Franka Maubach: Genau. Das ist in der Geschichtswissenschaft inzwischen Konsens. Es gab nie nur den braunen Osten, wir müssen mindestens ebenso sehr auf Westdeutschland schauen. Dort nahmen seit 1980 rechtsextremistische Gewalttaten mit Todesopfern stark zu – wenn die Zahlen auch niedriger liegen als in den Jahren nach der Vereinigung.

Franka Maubach vertritt derzeit die Professur für Deutsche Geschichte im 20. Jahrhundert mit Schwerpunkt Nationalsozialismus an der HU Berlin. © Fotoatelier Rietz/Tegel

Wie rassistisch, wie antisemitisch war die Bundesrepublik in den 80ern?

Damals hat sich vor allem ein Rassismus gegen türkeistämmige Menschen ausgebreitet, die als "Gastarbeiter" und "Gastarbeiterinnen" gekommen waren. Damit gingen eine zunehmende Islamfeindlichkeit und kulturelle Vorurteile einher. Die türkeistämmige Community wurde zum Synonym für den "Ausländer" an sich und geriet besonders ins Visier. Es gab einen Alltagsrassismus, der weit in die Gesellschaft hineinreichte. Auf den Schulhöfen, in den Familien, in den Kneipen. Es gab rassistische Slogans an Häuserwänden wie "Türken raus!", die man verharmlost, wenn man sie als "Schmierereien" bezeichnet. Geläufig waren aber auch sogenannte Türkenwitze. Selbst vor der Politik und linksliberalen Medien wie dem Spiegel machte das nicht Halt.

Inwiefern?

Man muss sich nur zeitgenössische Reden anhören oder Artikel lesen. Eine sprachliche Sensibilität, wie es sie heute gibt, fehlte damals. Aber wichtig ist es zu betonen, dass es Antisemitismus und Rassismus auch schon vorher in der Gesellschaft gab. Jüdische Friedhöfe wurden seit der unmittelbaren Nachkriegszeit geschändet - eine Kontinuität bis heute.

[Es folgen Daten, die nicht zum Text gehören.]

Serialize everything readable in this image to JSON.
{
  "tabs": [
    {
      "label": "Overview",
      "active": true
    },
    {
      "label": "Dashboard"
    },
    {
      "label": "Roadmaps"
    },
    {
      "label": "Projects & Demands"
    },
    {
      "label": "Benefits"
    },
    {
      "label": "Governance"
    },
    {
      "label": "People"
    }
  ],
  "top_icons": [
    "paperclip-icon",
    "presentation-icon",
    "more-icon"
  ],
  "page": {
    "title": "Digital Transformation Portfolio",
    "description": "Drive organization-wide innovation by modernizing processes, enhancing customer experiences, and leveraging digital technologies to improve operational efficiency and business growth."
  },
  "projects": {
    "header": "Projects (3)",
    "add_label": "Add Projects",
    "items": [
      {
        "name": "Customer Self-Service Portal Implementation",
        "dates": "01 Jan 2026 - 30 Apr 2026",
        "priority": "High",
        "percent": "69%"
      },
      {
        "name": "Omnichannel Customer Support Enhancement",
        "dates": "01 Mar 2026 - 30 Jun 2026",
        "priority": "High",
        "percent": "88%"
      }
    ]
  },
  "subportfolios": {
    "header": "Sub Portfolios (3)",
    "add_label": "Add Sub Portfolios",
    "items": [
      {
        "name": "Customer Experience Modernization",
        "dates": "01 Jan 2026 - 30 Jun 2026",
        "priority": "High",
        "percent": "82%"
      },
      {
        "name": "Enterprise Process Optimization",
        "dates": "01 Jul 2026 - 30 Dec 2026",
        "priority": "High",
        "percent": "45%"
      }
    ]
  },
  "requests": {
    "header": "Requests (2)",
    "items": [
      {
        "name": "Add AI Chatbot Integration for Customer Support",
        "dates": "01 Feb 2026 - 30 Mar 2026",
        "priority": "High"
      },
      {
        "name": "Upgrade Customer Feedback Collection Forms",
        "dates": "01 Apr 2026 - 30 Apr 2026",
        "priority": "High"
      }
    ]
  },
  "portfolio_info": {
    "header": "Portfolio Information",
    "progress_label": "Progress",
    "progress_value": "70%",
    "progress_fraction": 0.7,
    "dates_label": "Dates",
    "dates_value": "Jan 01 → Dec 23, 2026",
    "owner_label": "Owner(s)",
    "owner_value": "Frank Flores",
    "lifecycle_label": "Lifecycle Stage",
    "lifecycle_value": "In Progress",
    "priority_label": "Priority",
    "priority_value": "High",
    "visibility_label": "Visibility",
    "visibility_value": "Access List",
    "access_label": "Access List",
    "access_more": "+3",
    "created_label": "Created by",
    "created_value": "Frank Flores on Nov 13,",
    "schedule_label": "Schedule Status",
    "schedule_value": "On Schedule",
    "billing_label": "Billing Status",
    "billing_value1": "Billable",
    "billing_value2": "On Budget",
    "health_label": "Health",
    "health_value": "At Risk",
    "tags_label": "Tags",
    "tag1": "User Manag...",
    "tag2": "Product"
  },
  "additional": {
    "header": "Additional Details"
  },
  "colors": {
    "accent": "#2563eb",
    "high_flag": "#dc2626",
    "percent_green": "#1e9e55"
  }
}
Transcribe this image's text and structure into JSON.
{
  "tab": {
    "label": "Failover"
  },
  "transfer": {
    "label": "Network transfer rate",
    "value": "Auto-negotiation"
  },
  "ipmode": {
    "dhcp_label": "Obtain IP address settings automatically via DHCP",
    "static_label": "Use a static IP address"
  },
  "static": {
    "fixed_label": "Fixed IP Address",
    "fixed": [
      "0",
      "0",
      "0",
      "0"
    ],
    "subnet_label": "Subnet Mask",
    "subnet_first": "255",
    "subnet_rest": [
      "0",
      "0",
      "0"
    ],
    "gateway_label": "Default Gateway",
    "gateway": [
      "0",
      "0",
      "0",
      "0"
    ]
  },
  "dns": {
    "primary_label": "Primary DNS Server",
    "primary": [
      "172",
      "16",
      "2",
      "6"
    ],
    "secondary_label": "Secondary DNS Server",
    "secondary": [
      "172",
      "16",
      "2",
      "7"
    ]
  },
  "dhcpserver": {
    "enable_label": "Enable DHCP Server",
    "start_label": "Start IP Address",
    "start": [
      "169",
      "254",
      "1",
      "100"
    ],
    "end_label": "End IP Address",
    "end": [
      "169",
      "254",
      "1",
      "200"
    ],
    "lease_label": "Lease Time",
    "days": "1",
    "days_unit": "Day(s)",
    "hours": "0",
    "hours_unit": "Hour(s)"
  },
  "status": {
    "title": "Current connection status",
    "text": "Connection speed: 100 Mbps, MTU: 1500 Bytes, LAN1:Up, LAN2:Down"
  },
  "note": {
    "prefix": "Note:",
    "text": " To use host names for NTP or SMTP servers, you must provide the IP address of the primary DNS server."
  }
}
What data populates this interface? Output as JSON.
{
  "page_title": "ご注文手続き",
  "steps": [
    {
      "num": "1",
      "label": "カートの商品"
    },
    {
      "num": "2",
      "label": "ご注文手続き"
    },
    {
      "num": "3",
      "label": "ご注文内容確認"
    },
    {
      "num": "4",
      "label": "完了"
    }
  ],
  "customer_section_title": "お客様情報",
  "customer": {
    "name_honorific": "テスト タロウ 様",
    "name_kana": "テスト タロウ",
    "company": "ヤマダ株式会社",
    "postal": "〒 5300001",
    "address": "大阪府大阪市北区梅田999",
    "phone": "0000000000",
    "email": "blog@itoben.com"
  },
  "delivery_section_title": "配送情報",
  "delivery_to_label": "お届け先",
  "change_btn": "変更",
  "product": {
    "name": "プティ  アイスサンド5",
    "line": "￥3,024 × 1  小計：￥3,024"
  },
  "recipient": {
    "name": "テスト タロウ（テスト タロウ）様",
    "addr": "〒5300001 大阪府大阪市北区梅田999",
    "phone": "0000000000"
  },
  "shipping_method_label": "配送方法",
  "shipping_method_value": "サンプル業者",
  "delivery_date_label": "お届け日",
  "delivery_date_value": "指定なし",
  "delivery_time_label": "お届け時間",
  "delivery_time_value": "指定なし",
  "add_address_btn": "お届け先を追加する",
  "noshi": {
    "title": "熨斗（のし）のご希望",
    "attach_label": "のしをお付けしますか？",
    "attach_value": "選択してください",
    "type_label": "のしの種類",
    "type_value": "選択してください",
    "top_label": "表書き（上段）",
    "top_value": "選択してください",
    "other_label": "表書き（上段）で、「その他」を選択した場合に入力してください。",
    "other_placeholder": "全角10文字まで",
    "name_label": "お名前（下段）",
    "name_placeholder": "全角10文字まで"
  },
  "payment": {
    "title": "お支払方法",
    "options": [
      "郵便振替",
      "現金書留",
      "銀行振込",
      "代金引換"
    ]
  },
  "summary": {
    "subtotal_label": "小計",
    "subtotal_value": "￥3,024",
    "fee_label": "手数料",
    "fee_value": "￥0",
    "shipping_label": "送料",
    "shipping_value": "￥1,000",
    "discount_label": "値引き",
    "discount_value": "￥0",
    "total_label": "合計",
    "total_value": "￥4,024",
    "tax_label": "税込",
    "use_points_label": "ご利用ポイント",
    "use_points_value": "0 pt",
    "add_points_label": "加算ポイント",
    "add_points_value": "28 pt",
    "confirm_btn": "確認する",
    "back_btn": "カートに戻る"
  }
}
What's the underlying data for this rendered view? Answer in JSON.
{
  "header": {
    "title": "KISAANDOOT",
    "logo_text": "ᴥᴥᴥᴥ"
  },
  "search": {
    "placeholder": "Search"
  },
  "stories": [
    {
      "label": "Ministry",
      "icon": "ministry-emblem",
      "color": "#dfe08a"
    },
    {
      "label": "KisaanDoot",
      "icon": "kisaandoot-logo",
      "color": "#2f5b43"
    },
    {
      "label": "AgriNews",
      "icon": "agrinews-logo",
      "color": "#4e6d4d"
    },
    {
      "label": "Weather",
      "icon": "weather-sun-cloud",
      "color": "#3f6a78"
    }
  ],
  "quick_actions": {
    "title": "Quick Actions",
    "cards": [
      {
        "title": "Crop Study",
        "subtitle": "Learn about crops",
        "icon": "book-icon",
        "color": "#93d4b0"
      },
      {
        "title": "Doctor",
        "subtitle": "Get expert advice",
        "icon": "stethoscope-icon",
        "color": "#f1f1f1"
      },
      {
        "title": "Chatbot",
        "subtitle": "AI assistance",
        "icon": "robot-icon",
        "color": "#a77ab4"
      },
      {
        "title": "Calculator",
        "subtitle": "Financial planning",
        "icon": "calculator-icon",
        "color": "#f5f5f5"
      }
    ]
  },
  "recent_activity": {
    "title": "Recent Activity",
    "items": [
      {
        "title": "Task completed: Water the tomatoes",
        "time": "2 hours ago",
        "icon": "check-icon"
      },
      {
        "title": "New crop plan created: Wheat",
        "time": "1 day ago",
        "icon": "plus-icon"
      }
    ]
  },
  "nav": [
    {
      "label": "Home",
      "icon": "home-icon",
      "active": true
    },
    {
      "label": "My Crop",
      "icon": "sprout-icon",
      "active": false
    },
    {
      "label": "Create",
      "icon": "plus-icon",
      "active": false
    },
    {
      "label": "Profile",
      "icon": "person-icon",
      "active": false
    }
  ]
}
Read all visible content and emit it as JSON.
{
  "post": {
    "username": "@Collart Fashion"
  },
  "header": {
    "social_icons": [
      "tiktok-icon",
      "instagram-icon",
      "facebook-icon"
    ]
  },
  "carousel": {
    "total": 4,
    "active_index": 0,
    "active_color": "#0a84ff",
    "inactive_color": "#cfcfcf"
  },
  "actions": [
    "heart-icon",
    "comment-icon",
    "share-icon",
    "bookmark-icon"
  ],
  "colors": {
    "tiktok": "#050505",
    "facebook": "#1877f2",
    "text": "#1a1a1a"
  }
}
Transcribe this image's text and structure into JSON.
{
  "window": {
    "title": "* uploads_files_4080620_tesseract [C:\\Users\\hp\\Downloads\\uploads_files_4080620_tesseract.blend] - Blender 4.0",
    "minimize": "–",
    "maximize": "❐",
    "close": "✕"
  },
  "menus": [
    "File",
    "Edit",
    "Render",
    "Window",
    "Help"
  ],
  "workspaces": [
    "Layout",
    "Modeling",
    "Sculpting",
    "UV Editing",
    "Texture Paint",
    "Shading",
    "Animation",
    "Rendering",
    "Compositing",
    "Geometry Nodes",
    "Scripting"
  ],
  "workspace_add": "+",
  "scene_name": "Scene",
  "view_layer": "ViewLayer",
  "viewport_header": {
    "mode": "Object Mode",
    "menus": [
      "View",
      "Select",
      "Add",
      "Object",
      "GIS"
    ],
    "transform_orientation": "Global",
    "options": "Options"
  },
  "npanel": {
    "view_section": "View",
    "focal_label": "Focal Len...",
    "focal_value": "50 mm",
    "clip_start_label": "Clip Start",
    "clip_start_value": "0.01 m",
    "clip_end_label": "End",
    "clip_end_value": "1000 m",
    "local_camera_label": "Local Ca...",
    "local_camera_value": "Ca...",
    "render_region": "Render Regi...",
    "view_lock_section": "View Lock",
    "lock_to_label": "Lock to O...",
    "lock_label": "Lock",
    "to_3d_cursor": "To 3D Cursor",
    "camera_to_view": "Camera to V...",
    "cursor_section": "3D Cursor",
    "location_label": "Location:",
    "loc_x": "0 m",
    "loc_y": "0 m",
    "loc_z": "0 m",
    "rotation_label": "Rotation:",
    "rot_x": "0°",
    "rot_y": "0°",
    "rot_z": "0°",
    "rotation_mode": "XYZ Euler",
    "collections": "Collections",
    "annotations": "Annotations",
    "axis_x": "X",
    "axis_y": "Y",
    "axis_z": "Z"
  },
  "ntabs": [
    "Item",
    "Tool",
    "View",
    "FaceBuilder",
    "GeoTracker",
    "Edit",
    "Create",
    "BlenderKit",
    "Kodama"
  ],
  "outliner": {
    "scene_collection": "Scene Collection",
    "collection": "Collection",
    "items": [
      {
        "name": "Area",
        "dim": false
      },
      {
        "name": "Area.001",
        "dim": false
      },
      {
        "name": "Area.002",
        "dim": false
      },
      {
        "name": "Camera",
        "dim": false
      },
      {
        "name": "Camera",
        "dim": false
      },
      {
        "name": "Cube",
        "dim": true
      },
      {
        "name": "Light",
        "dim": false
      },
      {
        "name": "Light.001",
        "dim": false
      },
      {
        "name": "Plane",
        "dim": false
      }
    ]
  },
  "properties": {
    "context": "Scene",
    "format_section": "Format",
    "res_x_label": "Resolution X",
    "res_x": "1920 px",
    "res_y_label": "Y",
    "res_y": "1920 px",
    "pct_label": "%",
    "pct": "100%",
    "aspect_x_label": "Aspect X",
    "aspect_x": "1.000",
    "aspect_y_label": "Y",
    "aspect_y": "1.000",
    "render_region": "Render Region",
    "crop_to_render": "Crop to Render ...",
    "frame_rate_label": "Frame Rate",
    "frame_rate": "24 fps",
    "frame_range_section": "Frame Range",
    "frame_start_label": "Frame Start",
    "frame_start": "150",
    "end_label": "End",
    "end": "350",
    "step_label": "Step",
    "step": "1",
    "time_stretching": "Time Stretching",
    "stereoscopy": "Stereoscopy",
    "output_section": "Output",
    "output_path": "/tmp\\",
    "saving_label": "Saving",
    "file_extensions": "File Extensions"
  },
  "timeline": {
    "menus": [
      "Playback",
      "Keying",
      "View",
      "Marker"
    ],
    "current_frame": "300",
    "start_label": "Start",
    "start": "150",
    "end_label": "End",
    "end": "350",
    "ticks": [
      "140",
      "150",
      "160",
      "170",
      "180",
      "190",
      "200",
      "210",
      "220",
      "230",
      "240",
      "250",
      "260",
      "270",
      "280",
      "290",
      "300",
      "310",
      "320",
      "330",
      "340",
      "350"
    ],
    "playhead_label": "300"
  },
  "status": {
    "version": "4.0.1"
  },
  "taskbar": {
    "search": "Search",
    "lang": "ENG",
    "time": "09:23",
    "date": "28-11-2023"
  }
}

Woran liegt es, dass Städte wie Mölln, Solingen, Rostock-Lichtenhagen oder Hoyerswerda, in denen in den frühen 90ern in Ost- wie Westdeutschland rassistische Morde oder Pogrome stattfanden, vielen ein Begriff sind, aber die Taten aus den 80er-Jahren fast vergessen sind?

In der Geschichtswissenschaft spielten die Themen Rassismus, Antisemitismus, rechte Gewalt und Rechtsterrorismus damals eine marginale Rolle. Das hat sich erst in den Jahren nach Gründung der AfD 2013 und ihrem Bundestagseinzug 2017 merklich verändert. Die Sensibilität für Rassismus und die öffentliche Aufmerksamkeit für rechte Gewalt waren in den 80ern viel weniger ausgeprägt. Schauen Sie sich Rostock-Lichtenhagen an – das war im Sommer 1992 ein nationales und internationales Medienereignis. In den 80ern gab es so etwas nach den Brandanschlägen auf Wohnhäuser in Duisburg 1984 und Schwandorf 1988 nicht. Deswegen sind uns die Bilder und die Ortsnamen nicht so geläufig. Außerdem war Duisburg ein komplizierter Fall.

Warum?

Die Täterin – eine deutlich rassistisch ideologisierte Pyromanin – gestand die Tat erst nach einem weiteren Brandanschlag auf ein Asylbewerberheim in den 90er-Jahren.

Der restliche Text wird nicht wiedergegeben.